The teams are trained to identify IEDs so that ordnance disposal experts can safely remove them.
The Douentza team worked close to dirt roads used by civilians who often are targeted by terrorists and armed groups. From 2020 to 2021, the country recorded the second-largest increase in terrorism-related civilian and peacekeeper deaths, according to the Global Terrorism Index. The U.N. Security Council voted to end the mission, and most personnel were expected to leave by the end of 2023.
Once a task order is released, every second counts. If the team does not find an IED or land mine, then the safety and security of a convoy can be at risk. Maj. Doaa Moussa, team commander, is aware of this: “This team must protect the peacekeepers, but also the civilians. It’s a heavy responsibility.”
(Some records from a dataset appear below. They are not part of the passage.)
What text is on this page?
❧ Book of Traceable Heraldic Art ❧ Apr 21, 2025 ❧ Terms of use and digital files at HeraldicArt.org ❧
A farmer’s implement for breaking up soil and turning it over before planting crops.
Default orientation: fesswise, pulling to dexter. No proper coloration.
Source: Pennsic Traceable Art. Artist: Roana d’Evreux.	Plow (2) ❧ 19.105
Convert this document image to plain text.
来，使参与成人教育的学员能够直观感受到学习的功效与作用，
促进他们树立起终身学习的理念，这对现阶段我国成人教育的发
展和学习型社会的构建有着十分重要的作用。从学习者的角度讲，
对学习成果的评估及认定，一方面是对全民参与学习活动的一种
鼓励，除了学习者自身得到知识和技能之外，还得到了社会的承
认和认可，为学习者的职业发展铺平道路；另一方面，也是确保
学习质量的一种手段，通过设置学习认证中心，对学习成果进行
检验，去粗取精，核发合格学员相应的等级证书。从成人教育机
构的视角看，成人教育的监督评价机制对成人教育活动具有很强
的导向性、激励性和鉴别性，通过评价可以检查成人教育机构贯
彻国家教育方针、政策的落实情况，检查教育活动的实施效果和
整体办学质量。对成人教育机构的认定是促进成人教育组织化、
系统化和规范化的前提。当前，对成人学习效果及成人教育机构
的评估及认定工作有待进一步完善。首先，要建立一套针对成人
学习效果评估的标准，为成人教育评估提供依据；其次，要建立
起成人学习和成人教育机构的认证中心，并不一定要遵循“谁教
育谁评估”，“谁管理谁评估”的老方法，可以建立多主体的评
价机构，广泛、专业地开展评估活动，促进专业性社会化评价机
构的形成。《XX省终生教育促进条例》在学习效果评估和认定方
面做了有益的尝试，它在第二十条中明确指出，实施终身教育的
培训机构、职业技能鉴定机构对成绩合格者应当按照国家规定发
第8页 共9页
As team members moved to the armory to pick up weapons and detection equipment, Lt. Col. Ibrahim Rady gave final instructions before going to the affected site. Once they arrived, the team identified and defused a land mine.
This time, it was an exercise to ensure that the team is prepared for real risks. Since 2013, the number of attacks on peacekeepers in Mali has grown six times, from two IED-related incidents in October 2013 to 12 in 2022. There were 19 incidents in 2014 and 15 in 2021.
Since its deployment in 2013, MINUSMA lost 162 military peacekeepers to land mines and other hostile acts. Troops and convoys that frequently moved through the Malian territory to protect civilians often were targets of IEDs, particularly in northern and central regions.
“We are very proud to be the first women to be trained on IED threat mitigation,” said Capt. Rana Ghourab. “It is a tool that will help us a lot in empowering women in Egypt and the Middle East. This experience will also help us show that [women] can do anything that [men] can do.”